The global economic crisis could actually help Kiev's bogged-down government.
The democratic "Orange Revolution" in Ukraine four years ago has turned rusty. The government is seized up over political infighting. The leader who inspired brightly dressed supporters in 2004 now has an approval rating of 5.4 percent as president. But a new development – economic crisis – may actually help unstick this large strategic country.
With reforms not made and promises not kept, the vast majority of Ukrainians say their country is headed in the wrong direction. An economic emergency can focus thinking and perhaps turn squabbling politicians into responsible adults who put Ukraine's potential ahead of their own.
And what potential Ukraine has. The size of France, this pivotal former Soviet republic could act as a stabilizing force in a new East-West divide – if it weren't so politically and culturally divided itself.

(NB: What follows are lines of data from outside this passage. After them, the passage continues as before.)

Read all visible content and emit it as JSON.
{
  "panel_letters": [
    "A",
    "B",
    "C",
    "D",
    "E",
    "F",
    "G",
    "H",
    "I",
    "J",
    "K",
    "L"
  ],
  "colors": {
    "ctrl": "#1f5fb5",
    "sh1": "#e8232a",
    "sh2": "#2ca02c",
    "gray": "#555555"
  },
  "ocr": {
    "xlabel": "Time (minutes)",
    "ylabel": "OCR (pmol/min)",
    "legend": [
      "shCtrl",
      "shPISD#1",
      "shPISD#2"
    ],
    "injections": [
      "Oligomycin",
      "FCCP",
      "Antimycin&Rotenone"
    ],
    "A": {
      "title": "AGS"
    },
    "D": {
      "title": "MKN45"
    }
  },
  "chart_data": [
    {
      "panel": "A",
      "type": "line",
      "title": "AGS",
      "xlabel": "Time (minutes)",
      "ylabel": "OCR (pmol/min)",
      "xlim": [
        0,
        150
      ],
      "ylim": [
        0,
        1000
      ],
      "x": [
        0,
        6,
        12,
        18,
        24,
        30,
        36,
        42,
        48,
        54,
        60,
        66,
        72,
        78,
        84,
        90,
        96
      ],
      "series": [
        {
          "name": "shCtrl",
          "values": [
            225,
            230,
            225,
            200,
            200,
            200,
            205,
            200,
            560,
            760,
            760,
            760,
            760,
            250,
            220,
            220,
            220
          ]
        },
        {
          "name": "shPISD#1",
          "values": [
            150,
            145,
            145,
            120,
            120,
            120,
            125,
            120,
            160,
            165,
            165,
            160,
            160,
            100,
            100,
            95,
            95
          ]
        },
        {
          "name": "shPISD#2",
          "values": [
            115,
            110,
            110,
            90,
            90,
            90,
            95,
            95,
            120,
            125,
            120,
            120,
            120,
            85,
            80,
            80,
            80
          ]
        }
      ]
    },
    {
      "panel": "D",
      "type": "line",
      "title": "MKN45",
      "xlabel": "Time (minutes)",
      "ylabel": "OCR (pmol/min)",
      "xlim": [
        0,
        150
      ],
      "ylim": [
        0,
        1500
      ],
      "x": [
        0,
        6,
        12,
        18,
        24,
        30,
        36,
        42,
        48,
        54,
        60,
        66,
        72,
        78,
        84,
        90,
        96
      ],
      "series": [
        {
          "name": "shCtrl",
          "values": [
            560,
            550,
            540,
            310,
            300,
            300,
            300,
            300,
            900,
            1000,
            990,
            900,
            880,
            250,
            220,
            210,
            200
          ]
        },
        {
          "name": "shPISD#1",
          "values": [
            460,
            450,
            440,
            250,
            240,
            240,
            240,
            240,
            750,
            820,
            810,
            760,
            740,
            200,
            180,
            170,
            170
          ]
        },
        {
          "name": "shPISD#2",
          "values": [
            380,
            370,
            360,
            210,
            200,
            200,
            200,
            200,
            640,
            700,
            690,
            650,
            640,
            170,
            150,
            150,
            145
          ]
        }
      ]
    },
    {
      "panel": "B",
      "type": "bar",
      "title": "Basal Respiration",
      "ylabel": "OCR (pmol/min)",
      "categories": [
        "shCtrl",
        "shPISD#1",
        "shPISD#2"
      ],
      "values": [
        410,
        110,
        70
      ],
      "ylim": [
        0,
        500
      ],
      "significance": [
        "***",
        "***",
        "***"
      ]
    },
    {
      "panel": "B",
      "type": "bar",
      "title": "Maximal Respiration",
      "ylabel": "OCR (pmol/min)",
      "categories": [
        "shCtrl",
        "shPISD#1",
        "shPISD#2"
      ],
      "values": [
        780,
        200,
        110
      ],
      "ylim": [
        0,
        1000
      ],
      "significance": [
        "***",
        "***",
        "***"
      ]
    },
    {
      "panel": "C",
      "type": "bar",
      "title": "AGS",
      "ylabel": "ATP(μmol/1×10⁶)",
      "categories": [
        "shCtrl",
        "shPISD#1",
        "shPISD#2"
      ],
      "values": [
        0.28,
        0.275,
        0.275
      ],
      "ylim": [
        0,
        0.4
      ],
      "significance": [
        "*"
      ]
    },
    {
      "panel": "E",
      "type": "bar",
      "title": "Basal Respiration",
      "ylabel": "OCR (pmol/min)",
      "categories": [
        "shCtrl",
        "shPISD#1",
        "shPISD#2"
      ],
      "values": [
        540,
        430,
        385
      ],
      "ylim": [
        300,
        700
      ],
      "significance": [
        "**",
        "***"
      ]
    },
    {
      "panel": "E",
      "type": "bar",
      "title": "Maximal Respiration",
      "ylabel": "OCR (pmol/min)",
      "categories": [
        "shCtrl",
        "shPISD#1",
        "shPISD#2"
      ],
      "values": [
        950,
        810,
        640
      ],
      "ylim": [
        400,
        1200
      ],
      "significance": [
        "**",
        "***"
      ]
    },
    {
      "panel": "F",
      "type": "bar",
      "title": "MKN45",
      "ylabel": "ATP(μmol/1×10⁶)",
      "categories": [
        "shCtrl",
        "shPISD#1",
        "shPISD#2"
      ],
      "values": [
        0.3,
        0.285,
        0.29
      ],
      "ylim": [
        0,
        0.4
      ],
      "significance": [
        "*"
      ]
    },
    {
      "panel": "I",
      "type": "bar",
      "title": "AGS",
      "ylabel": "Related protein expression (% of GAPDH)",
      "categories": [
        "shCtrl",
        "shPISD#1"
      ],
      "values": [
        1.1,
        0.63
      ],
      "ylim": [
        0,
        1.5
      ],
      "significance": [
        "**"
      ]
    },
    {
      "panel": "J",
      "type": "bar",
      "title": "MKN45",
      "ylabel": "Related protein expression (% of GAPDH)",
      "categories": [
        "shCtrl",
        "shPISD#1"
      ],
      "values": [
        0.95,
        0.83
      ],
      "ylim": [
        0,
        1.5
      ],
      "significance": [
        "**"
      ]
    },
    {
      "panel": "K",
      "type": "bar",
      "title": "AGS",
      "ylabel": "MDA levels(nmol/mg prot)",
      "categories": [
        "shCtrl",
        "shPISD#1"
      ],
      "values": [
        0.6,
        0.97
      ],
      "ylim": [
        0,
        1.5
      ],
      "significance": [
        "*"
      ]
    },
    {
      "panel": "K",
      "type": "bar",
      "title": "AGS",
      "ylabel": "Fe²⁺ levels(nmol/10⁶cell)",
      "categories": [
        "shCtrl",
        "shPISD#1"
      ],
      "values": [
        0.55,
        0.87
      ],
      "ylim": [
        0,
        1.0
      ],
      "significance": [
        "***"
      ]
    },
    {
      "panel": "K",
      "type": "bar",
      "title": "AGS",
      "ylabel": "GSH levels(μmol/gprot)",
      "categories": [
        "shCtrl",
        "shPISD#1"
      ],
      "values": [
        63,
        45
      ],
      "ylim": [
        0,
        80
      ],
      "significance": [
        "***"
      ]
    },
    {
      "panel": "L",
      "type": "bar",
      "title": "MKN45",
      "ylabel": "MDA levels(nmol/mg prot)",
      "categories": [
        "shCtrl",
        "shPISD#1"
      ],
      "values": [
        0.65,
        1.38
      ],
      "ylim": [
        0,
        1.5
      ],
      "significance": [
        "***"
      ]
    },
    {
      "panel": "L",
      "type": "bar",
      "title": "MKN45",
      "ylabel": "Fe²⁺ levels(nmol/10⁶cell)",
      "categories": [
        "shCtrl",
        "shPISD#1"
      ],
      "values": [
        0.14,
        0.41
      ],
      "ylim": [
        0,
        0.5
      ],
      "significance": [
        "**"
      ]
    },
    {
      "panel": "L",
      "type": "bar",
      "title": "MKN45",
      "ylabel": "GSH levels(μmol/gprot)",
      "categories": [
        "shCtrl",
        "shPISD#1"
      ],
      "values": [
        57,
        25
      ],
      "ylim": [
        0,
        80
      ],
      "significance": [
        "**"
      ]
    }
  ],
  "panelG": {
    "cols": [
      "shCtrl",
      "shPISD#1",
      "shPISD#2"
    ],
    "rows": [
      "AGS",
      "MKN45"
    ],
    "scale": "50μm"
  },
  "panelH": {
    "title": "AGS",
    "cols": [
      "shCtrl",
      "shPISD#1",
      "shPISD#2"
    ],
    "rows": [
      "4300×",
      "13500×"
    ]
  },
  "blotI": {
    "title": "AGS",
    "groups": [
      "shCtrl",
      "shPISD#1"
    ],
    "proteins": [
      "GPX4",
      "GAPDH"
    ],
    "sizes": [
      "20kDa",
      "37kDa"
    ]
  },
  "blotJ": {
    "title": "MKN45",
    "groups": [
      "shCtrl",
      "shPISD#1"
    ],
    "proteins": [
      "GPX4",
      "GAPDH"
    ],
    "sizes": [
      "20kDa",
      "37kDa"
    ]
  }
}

Blessed with a quarter of the earth's most fertile soil, Ukraine could hum as an agricultural powerhouse – if it worked out land rights. As a large market of 46 million people on the Black Sea, it could attract more foreign investment and trade – if rule of law ever took hold.
In part, Ukraine's leaders have had the luxury of putting personal politics first because a growing economy kept the pressure off. Not anymore. Lower global demand for steel (Ukraine's top export) pushed prices down and this fall caused a stunning 20 percent drop in production in just one month. The squeeze will tighten as Russia raises prices for its gas exports to Ukraine.
Like economies around the world, Ukraine enjoyed easy credit, turning Kiev into a glitzy metropolis where the living costs top that of any capital in Western Europe. But with credit dried up, the government has had to turn to the International Monetary Fund (IMF) for a $16.5 billion megabailout.